1. ¹Microvascular Research Laboratories, Department of Physiology and Pharmacology, School of Veterinary Science, University of Bristol, Southwell Street, Bristol BS2 8EJ, UK
2. ²Division of Pediatrics Research, Unit 87, University of Texas MD Anderson Cancer Center, 1515 Holcombe Blvd., Houston, TX, USA
3. ³Radboud University Nijmegen Medical Centre, Department of Pathology, Nijmegen, The Netherlands
4. ⁴Bristol Urological Institute, Southmead Hospital, Westbury-on-Trym, Bristol, UK

Correspondence: Dr DO Bates, Microvascular Research Laboratories, Department of Physiology and Pharmacology, School of Veterinary Science, University of Bristol, Southwell Street, Bristol BS2 8EJ, UK. E-mail: Dave.Bates@bris.ac.uk

Revised 31 January 2008; Accepted 20 February 2008; Published online 18 March 2008.

Abstract

Vascular endothelial growth factor-A is widely regarded as the principal stimulator of angiogenesis required for tumour growth.
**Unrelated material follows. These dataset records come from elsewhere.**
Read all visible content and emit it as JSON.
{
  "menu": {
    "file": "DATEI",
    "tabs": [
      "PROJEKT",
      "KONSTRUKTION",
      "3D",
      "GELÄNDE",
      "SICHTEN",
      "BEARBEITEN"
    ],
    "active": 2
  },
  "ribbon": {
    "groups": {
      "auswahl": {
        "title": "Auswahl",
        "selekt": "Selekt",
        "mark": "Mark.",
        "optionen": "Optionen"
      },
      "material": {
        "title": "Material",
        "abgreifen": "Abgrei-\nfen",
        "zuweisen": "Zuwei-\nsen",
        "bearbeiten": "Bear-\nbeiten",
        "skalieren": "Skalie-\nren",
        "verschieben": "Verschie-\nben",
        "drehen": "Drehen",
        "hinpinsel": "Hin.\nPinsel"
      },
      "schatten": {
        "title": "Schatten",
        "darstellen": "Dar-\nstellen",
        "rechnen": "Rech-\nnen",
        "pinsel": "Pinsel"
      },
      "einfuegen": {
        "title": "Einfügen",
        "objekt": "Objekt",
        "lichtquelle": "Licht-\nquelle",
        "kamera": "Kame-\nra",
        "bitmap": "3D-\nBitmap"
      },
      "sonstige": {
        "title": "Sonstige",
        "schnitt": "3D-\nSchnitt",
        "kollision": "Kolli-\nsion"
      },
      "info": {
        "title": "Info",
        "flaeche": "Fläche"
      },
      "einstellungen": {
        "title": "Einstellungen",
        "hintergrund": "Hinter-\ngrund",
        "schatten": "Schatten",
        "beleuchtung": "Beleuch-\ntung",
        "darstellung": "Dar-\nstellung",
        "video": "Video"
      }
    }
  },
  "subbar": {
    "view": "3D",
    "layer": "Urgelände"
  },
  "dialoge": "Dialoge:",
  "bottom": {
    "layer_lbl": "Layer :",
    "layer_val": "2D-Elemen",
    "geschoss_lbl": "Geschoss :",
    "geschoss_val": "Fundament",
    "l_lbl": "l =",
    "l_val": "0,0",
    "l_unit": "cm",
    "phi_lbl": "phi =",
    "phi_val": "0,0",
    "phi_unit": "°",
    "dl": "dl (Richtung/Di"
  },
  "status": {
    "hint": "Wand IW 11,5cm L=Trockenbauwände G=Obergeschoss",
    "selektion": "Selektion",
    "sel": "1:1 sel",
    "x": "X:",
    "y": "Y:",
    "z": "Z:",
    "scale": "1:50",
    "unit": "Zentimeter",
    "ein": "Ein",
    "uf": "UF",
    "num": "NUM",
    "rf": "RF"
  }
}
VEGF is generated as multiple isoforms of two families, the pro-angiogenic family generated by proximal splice site selection in the terminal exon, termed VEGF_xxx, and the anti-angiogenic family formed by distal splice site selection in the terminal exon, termed VEGF_xxxb, where xxx is the amino acid number. The most studied isoforms, VEGF₁₆₅ and VEGF₁₆₅b have been shown to be present in tumour and normal tissues respectively. VEGF₁₆₅b has been shown to inhibit VEGF- and hypoxia-induced angiogenesis, and VEGF-induced cell migration and proliferation in vitro. Here we show that overexpression of VEGF₁₆₅b by tumour cells inhibits the growth of prostate carcinoma, Ewing's sarcoma and renal cell carcinoma in xenografted mouse tumour models. Moreover, VEGF₁₆₅b overexpression inhibited tumour cell-mediated migration and proliferation of endothelial cells. These data show that overexpression of VEGF₁₆₅b can inhibit growth of multiple tumour types in vivo indicating that VEGF₁₆₅b has potential as an anti-angiogenic, anti-tumour strategy in a number of different tumour types, either by control of VEGF₁₆₅b expression by regulation of splicing, overexpression of VEGF₁₆₅b, or therapeutic delivery of VEGF₁₆₅b to tumours.